Changes to USPS postmark policy

December 24, 2025 

The U.S. Postal Service (USPS) announced that letters and packages will be postmarked with the date they are processed at a postal facility rather than when they are dropped off in a mailbox — a policy that could affect whether time-sensitive items, such as mail-in ballots, are considered on time. 

The USPS recommends that voters who plan to vote by mail send their ballots at least seven days before Election Day. Voters who want to ensure that their mail-in ballot is postmarked on the date it is received by USPS may go to any post office or other USPS retail location and request a manual postmark free of charge.

Maryland voters are encouraged to deposit their mail-in ballots in designated Board of Elections dropoff boxes. Dropoff boxes are secure, well-lit, easily accessible and conveniently located. Mail-in ballots may be returned to a dropbox up until 8pm on Election Day.

 

Excerpts from Here’s What the New USPS Rule Means for Voting by Mail
By Jonathan Diaz, Campaign Legal Center
January 8, 2026

In USPS’s own words, the newly adopted Section 608.11 of the Domestic Mail Manual (DMM) “is intended to explain the Postal Service’s operational use of the postmark, identify the markings that qualify as postmarks, and clarify what information such markings can be reliably taken to convey.”

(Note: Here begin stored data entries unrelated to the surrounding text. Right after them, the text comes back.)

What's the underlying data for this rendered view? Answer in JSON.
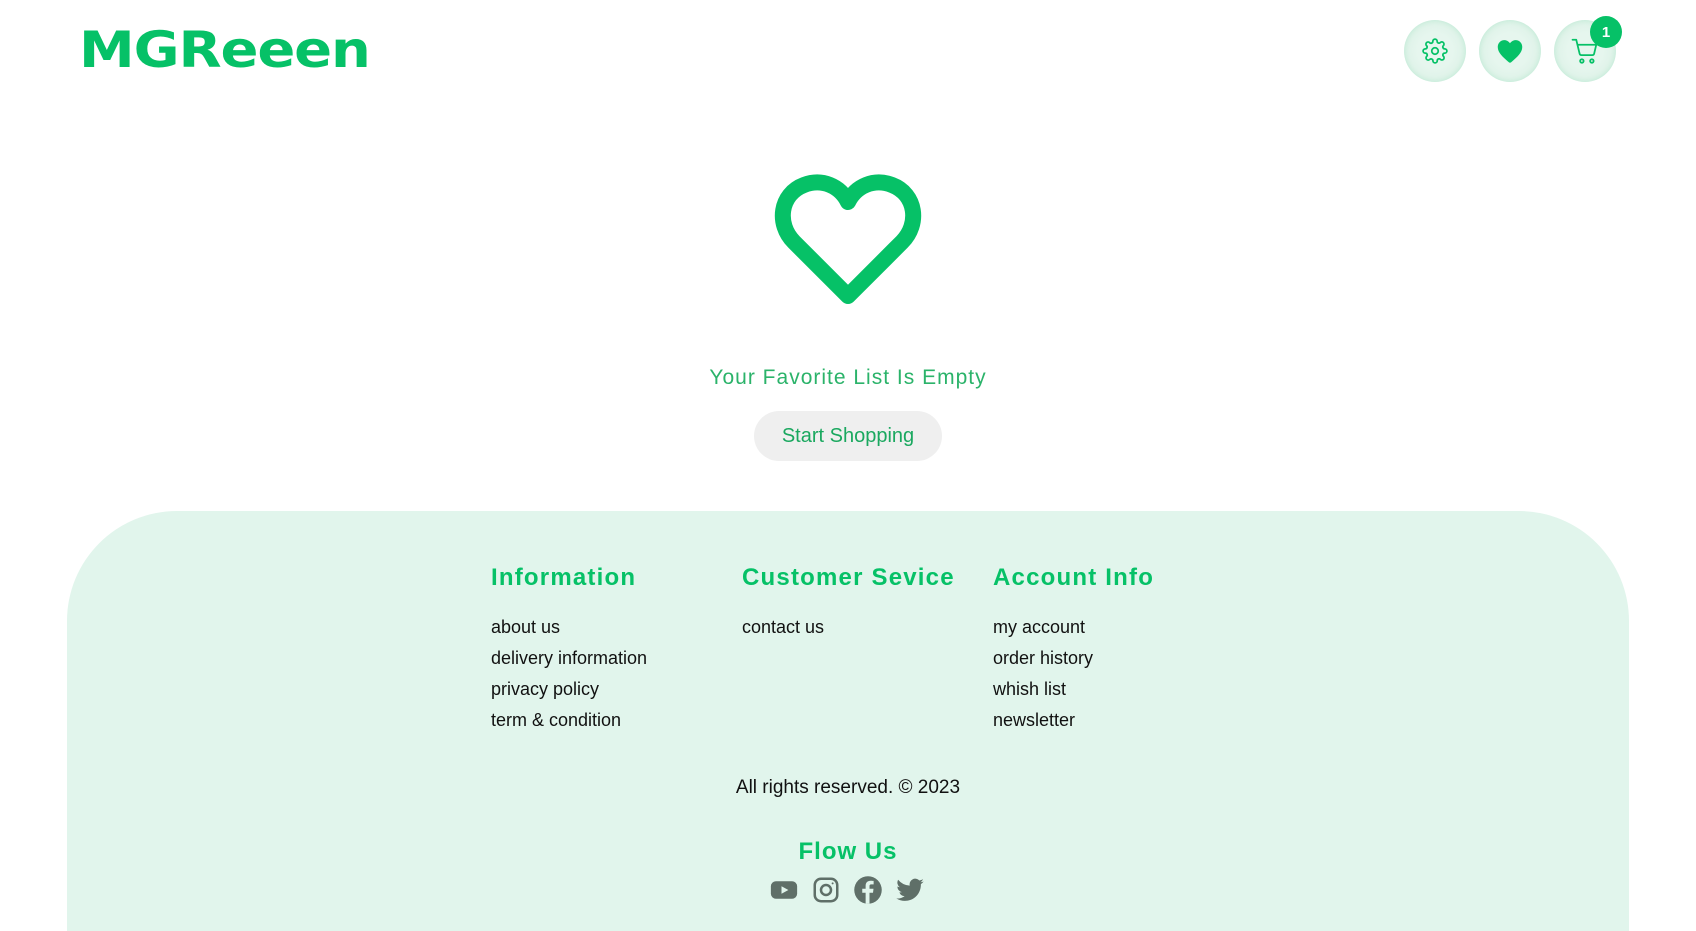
{
  "header": {
    "logo": "MGReeen",
    "cart_count": "1"
  },
  "empty_state": {
    "message": "Your Favorite List Is Empty",
    "button_label": "Start Shopping"
  },
  "footer": {
    "columns": [
      {
        "title": "Information",
        "links": [
          "about us",
          "delivery information",
          "privacy policy",
          "term & condition"
        ]
      },
      {
        "title": "Customer Sevice",
        "links": [
          "contact us"
        ]
      },
      {
        "title": "Account Info",
        "links": [
          "my account",
          "order history",
          "whish list",
          "newsletter"
        ]
      }
    ],
    "copyright": "All rights reserved. © 2023",
    "follow_title": "Flow Us",
    "socials": [
      "youtube-icon",
      "instagram-icon",
      "facebook-icon",
      "twitter-icon"
    ]
  },
  "colors": {
    "brand_green": "#06c167",
    "footer_bg": "#e1f5ec",
    "icon_gray": "#5f6f68"
  }
}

USPS has repeatedly stated that the newly published sections of the DMM do not reflect any changes related to USPS’s use of postmarks. Rather, they memorialize existing USPS policy and procedures regarding the use of postmarks and — for the first time in the DMM — define what a postmark is and what it signifies.

USPS has confirmed that nothing in Section 608.11 of the DMM changes any USPS policy related to the treatment and delivery of Ballot Mail. It is longstanding USPS policy to treat all Ballot Mail as First-Class Mail, regardless of its actual paid mail class, and to endeavor to postmark every return ballot mailed by a voter.

Many people may not know that USPS does not apply a postmark to everything sent through the mail. Rather, the postmark’s main intended purpose is to cancel postage stamps after use. But with these revisions, the DMM now expressly indicates that, because a postmark inscribes the date and place of its application, a postmark also demonstrates that USPS had custody of the mail piece on the inscribed date, if not sooner.

In any event, this new postmarking guidance from USPS should serve as a guarantee to election officials that returned Ballot Mail with a postmark dated on or before Election Day was cast by the voter and transmitted to USPS on that date at the latest.

Voters also should continue to trust that USPS will securely, safely and reliably deliver mail-in ballots to election officials — while keeping in mind USPS’s recommendations about turning in mail ballots with sufficient advance time to ensure that they can be delivered to election officials on time.

Voting by mail is a safe, secure and accessible way to vote that has been used in the United States for more than 150 years. Voters should be confident that their vote, no matter how they cast their ballot, will be counted, and their voice will be heard.